Он прислонил палку к стене и пошел к своему столу.

Теперь насчет любви. На примере этого слова можно показать, как мы опошляем наш язык. Сегодня, когда это слово мусолят кинозвезды и безголосые певички, священники и психиатры, оно просто означает весьма туманную привязанность к чему-либо. В этом смысле я «люблю» дождь, эту доску, эти парты, вас. Как видите, теперь оно ничего не значит… А ведь когда-то оно говорило о весьма определенных желаниях разделить все, что у тебя есть, с другим человеком. Пожалуй, пришла пора придумать новое слово. А когда вы его придумаете, — мой вам совет — берегите его! Обращайтесь с ним так, как если бы вы знали, что его можно истратить лишь один раз. Сделайте это если не ради себя, то хотя бы ради языка…

Он подошел к столу и кинул на него два карандашу, как бы говоря: «вот и все».

— Я очень сожалею, — сказала Глория.

Несказанно удивленный мистер Проссер пролепетал:

— Ну и зря…

— Но вы не поняли!

— Очевидно! И, вероятно, никогда не понимал. В вашем возрасте я был такой, как Джоффри Лангер…

— Не могли вы таким быть. Спорить могу. — Девочка почти плакала, он был в этом уверен.

— Ну и будет, будет, Глория. Беги! Забудем об этом…

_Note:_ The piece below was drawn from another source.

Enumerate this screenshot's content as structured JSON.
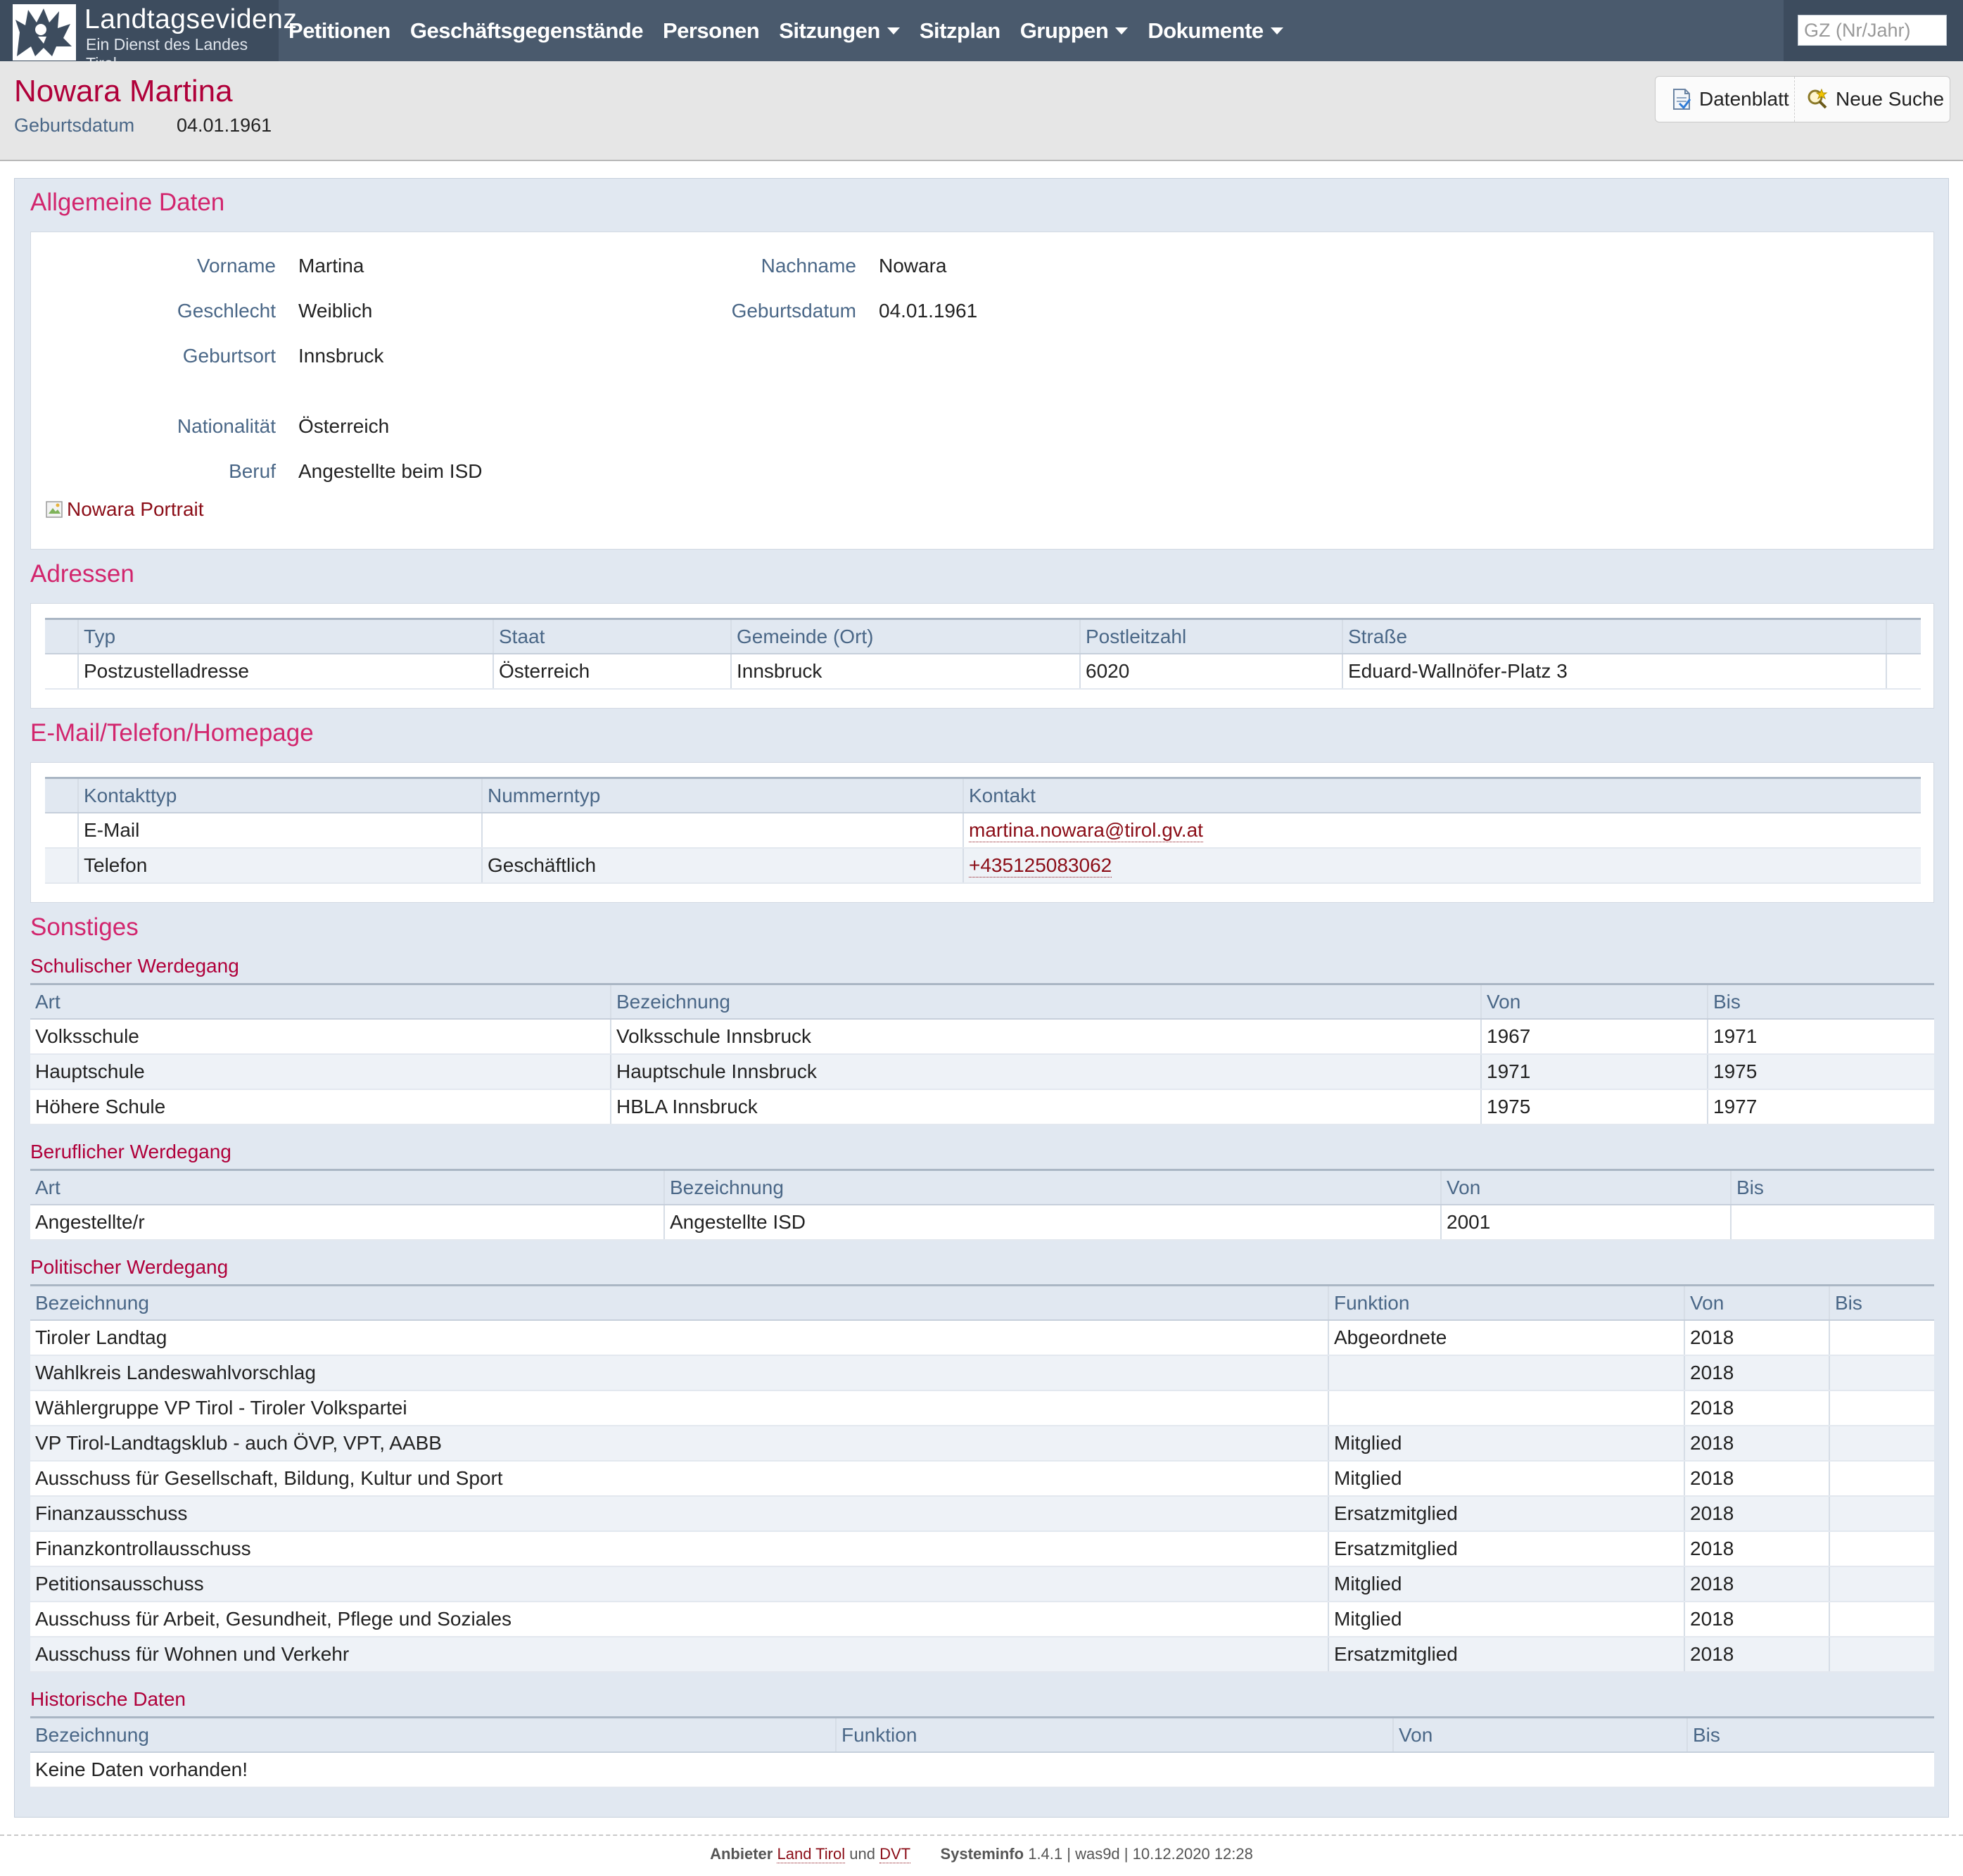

Медленно, собрав книги, прижав их обнаженной рукой к груди, Глория вышла из класса. Она шла такой унылой, такой характерной для девочки-подростка шаркающей походкой, что ее бедра, казалось, проплыли над партами.

«Что нужно этим ребятам? — спрашивал себя Марк. — Чего они ищут? Скольжения, — решил он. — Научиться жить без трения, скользя. Скользить по жизни всегда ритмично, ничего не принимая близко к сердцу. Крутятся под тобой колесики, а ты, собственно, никуда и не едешь. Если существуют небесные кущи, то там, наверное, вот так и будет. Хм… „В поэзии он как бог в небесах“. Любят они это слово. „Небеса“ эти почти во всех их песнях…»

— Боже! Стоит и мурлыкает!

Марк не заметил, как вошел в класс Странк, учитель физкультуры. Уходя, Глория оставила открытую настежь дверь.

— А-а-а, — сказал Марк, — падший ангел!

— Боже, Марк, куда это ты вознесся?

— В небеса. И не вознесся. Я всегда как бы там. Не понимаю, почему ты меня недооцениваешь…

— Да-а, слушай-ка! — воскликнул Странк, как всегда распираемый сплетнями. — Ты насчет Мэркисона слыхал?

— Нет, — ответил Марк шепотом, подражая Странку.

— Ну и спустили же с него штаны сегодня!

— Да ну!

Как обычно, Странк расхохотался еще до того, как рассказал очередную историю.

— Ты ведь знаешь, каким дьявольским сердцеедом им себя считает!

— Еще бы! — сказал Марк, хотя знал, что Странк говорит это о каждом преподавателе.